Terör örgütlerine yönelik gerçekleştirilen operasyonlara ilişkin soru üzerine Erdoğan, bugüne kadar güvenlik güçleri ile MİT, bu operasyonları yoğun şekilde sürdürdüyse bundan sonraki süreçte de bu operasyonlara devam edeceklerini söyledi.
Cumhurbaşkanı Erdoğan, buradan taviz vermelerinin mümkün olmadığını vurgulayarak, şunları kaydetti:
"Her ne kadar Bay Kemal, eğer fırsat bulur da göreve gelirse Kandil'i onların başına yıkmayı vaat ediyorsa, buradan bir beklentisi varsa ki yapacağı herhangi bir şey söz konusu değil zaten, onun ne denli bu noktalarda pozisyon aldığını gayet iyi biliriz. Bir taraftan terör örgütünün temsilcileriyle yürüyüşler yapacaksın, öbür taraftan az önce ismini verdiğiniz terörist başının alkışını alacaksınız, 'Bu yaptığınız iş doğrudur, iyi yolda ilerliyorsunuz' diyecek terörist başı, Kandil'den Bay Kemal'e selam verecek, 'Başarılısınız, iyi gidiyorsunuz' diyecek, ondan sonra da Kandil'i yakıp, yıkmaktan bahsedecek. Bunlara güven olmaz. Bunlarla bir yere de varılmaz. Bu işin hakkından nasıl biz mağaraları, Kandil'i bunların başına geçirdiysek, en son biliyorsunuz 9 teröristi mağarada sıkıştırmak suretiyle orada bizim bir binbaşımız o bölgede şehit edilmişti, binbaşımızı şehit edenleri o mağaradaki olayda, oraya gömdük. 9 teröristi oradan o şekilde çıkarmış olduk. Bu işin ispati bizdedir. Biz bu işin ispatını yapıyoruz, lafını değil. Bundan sonraki süreçte de nasıl şu anda Cudi'de, Gabar'da, Tendürek'te, Bestlerderesi'nde bütün bunları aştıysak, bundan sonraki süreçte de aşmaya devam edeceğiz. Şehitlerimiz var, evelallah bu şehitlerimizin kanını da yerde bırakmadan yola devam."

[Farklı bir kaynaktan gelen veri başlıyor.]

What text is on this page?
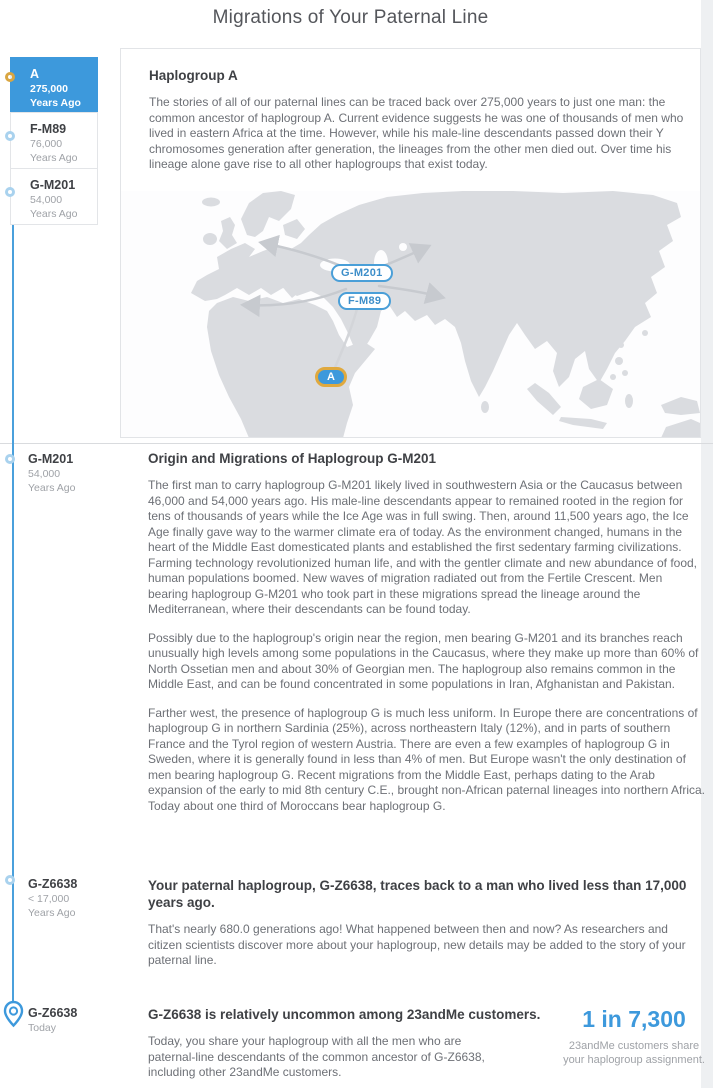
Migrations of Your Paternal Line
A
275,000
Years Ago
F-M89
76,000
Years Ago
G-M201
54,000
Years Ago
Haplogroup A

The stories of all of our paternal lines can be traced back over 275,000 years to just one man: the common ancestor of haplogroup A. Current evidence suggests he was one of thousands of men who lived in eastern Africa at the time. However, while his male-line descendants passed down their Y chromosomes generation after generation, the lineages from the other men died out. Over time his lineage alone gave rise to all other haplogroups that exist today.

G-M201
F-M89
A
G-M201
54,000
Years Ago
Origin and Migrations of Haplogroup G-M201

The first man to carry haplogroup G-M201 likely lived in southwestern Asia or the Caucasus between 46,000 and 54,000 years ago. His male-line descendants appear to remained rooted in the region for tens of thousands of years while the Ice Age was in full swing. Then, around 11,500 years ago, the Ice Age finally gave way to the warmer climate era of today. As the environment changed, humans in the heart of the Middle East domesticated plants and established the first sedentary farming civilizations. Farming technology revolutionized human life, and with the gentler climate and new abundance of food, human populations boomed. New waves of migration radiated out from the Fertile Crescent. Men bearing haplogroup G-M201 who took part in these migrations spread the lineage around the Mediterranean, where their descendants can be found today.

Possibly due to the haplogroup's origin near the region, men bearing G-M201 and its branches reach unusually high levels among some populations in the Caucasus, where they make up more than 60% of North Ossetian men and about 30% of Georgian men. The haplogroup also remains common in the Middle East, and can be found concentrated in some populations in Iran, Afghanistan and Pakistan.

Farther west, the presence of haplogroup G is much less uniform. In Europe there are concentrations of haplogroup G in northern Sardinia (25%), across northeastern Italy (12%), and in parts of southern France and the Tyrol region of western Austria. There are even a few examples of haplogroup G in Sweden, where it is generally found in less than 4% of men. But Europe wasn't the only destination of men bearing haplogroup G. Recent migrations from the Middle East, perhaps dating to the Arab expansion of the early to mid 8th century C.E., brought non-African paternal lineages into northern Africa. Today about one third of Moroccans bear haplogroup G.

G-Z6638
< 17,000
Years Ago
Your paternal haplogroup, G-Z6638, traces back to a man who lived less than 17,000 years ago.

That's nearly 680.0 generations ago! What happened between then and now? As researchers and citizen scientists discover more about your haplogroup, new details may be added to the story of your paternal line.

G-Z6638
Today
G-Z6638 is relatively uncommon among 23andMe customers.

Today, you share your haplogroup with all the men who are paternal-line descendants of the common ancestor of G-Z6638, including other 23andMe customers.

1 in 7,300
23andMe customers share your haplogroup assignment.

"Bu camilerimizin güvencesi Güney Kıbrıs'ın yönetimidir"
Cumhurbaşkanı Recep Tayyip Erdoğan, Güney Kıbrıs Rum Kesimi'nde Larnaka Büyük Camisi'ne yapılan saldırıya ilişkin şunları söyledi:
"Larnaka'da, Güney Kıbrıs'ta, maalesef camilerimize yönelik bir operasyon yapıldı. Tabii Güney Kıbrıs'taki bu operasyon karşılıksız kalmayacak. Bununla ilgili parti sözcüsü arkadaşımızın Ömer Bey'in net açıklamaları var. Biz de gerek Kuzey Kıbrıs Cumhurbaşkanımız Ersin Tatar Bey'in yapmış olduğu açıklamayla birlikte aynı şekilde biz de Güney Kıbrıs'a şunu söylüyoruz: Mabetlerimizin üzerinde bu tür sabotajlara gitmeyiniz. Bu tür sabotajlara gitmenizin bedelini çok ağır olarak ödersiniz. Bunun arkasında kimlerin olduğu noktasında da her türlü arayışın içerisindeyiz. 6 tane bizim Güney Kıbrıs'ta camimiz var. Bu camilerimizin güvencesi Güney Kıbrıs'ın yönetimidir. Biz nasıl ki bütün onların kutsallarına, kiliselerine karşı bir güvenceysek, aynı şekilde aynı güvenceyi de onların vermesinin gerektiğini her zaman söylüyorum, yine bu vesileyle söylemiş oluyorum."